Value of statistic F is 19.347
Value of Fcrit is 3.127
Actual risk for wrong decision if we reject the H0 is 5.336871767513962e-06
F_onewayResult(statistic=19.34556613558783, pvalue=5.34001205240135e-06)


A small difference between statistic F, calculated manually and with built-in function can be observed. The same analysis (for the same data) was performed in the Excel manually and by built-in function and the same difference was observed. This difference, if sizes of the classes are the same, however disappears.

## Posteriori ANOVA

In order to obtain which class is statistically different than other classes, we have to perform the posteriori ANOVA. The Bonferonni method that was used here, runs overall 6 t-tests for differences in means of all pairs so that the probability of making one or more type 1 errors over the 6 tests is not more than 5%.

In [5]:
nComp=binom(data.shape[1],2)
alphaBonf=alpha/nComp

print('Number of t-tests to be performed is {}.'.format(int(nComp)))
print('Value of alpha for the individual t-tests according to the Bonferonni is {:.6f}.'.format(alphaBonf))

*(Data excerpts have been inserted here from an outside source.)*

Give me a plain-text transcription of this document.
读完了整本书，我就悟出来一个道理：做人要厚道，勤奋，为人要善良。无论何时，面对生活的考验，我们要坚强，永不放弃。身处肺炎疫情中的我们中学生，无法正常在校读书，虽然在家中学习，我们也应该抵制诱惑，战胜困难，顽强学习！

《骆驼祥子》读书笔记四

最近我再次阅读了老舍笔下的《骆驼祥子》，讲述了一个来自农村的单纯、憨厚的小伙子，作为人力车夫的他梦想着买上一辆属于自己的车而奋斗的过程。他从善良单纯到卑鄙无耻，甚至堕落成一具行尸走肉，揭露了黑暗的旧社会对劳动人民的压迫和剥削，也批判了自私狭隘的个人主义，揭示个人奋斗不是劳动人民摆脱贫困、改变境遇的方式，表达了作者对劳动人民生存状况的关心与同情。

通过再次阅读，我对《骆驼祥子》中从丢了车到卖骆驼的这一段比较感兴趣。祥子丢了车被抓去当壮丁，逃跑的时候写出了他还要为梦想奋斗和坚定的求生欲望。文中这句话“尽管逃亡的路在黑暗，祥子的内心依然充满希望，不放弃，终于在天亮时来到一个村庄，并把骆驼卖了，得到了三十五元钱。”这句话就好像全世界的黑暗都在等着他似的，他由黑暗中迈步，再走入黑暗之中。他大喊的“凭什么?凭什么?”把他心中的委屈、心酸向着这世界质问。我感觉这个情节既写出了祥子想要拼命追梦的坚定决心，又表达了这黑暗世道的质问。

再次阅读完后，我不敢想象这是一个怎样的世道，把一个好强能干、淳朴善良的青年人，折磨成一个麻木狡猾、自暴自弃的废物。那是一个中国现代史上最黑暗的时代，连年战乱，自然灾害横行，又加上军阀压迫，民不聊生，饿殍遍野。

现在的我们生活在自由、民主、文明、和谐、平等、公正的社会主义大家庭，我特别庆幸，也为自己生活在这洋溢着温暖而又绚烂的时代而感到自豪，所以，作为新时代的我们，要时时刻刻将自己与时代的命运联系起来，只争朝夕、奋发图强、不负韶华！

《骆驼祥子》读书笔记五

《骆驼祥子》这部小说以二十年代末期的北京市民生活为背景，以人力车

combList=list(combinations(np.arange(0,data.shape[1],1), 2)) #list of combinations to be compared
print('Pairs for the t-test are {}'.format(combList))

pValList=[]
signDiffPairsList=[]
for i in range(data.shape[0]):
    pValList.append(ttest_ind(data.iloc[:,combList[i][0]],data.iloc[:,combList[i][1]],equal_var=False,nan_policy='omit')[1])
    if pValList[i]<=alphaBonf:
        signDiffPairsList.append(combList[i])
            
print('pValues for individual pairs are {}'.format(pValList))
print('Significantly different pairs according to Bonferonni are {}'.format(signDiffPairsList))

BonfTable=np.zeros((data.shape[1]+2,data.shape[1]+2))
BonfTable[2:,0]=sorted(MEAN,reverse=True)
BonfTable[0,2:]=sorted(MEAN,reverse=True)
BonfTable[2:,1]=np.argsort(-MEAN)
BonfTable[1,2:]=np.argsort(-MEAN)

for i in range(2,BonfTable.shape[0]):
    for j in range(2,BonfTable.shape[1]):
        for k in range(len(signDiffPairsList)):
            if signDiffPairsList[k]==(BonfTable[i,1],BonfTable[1,j]):
                BonfTable[i,j]=1
            elif signDiffPairsList[k]==(BonfTable[1,j],BonfTable[i,1]):
                BonfTable[i,j]=1
                
display(pd.DataFrame(BonfTable[1:,1:].astype(int)))

Number of t-tests to be performed is 6.
Value of alpha for the individual t-tests according to the Bonferonni is 0.008333.
Pairs for the t-test are [(0, 1), (0, 2), (0, 3), (1, 2), (1, 3), (2, 3)]
pValues for individual pairs are [0.00575681541814036, 0.001086857975201461, 2.9931751105389414e-05, 0.4643492887698597, 0.0054139099705326045, 0.00846888844119131]
Significantly different pairs according to Bonferonni are [(0, 1), (0, 2), (0, 3), (1, 3)]


Unnamed: 0,0,1,2,3,4
0,0,3,2,1,0
1,3,0,0,1,1
2,2,0,0,0,1
3,1,1,0,0,1
4,0,1,1,1,0


It can be seen from the matrix above that class 2 (15%) is in two groups; it is common with class 3 (20%) and with class 1(10%).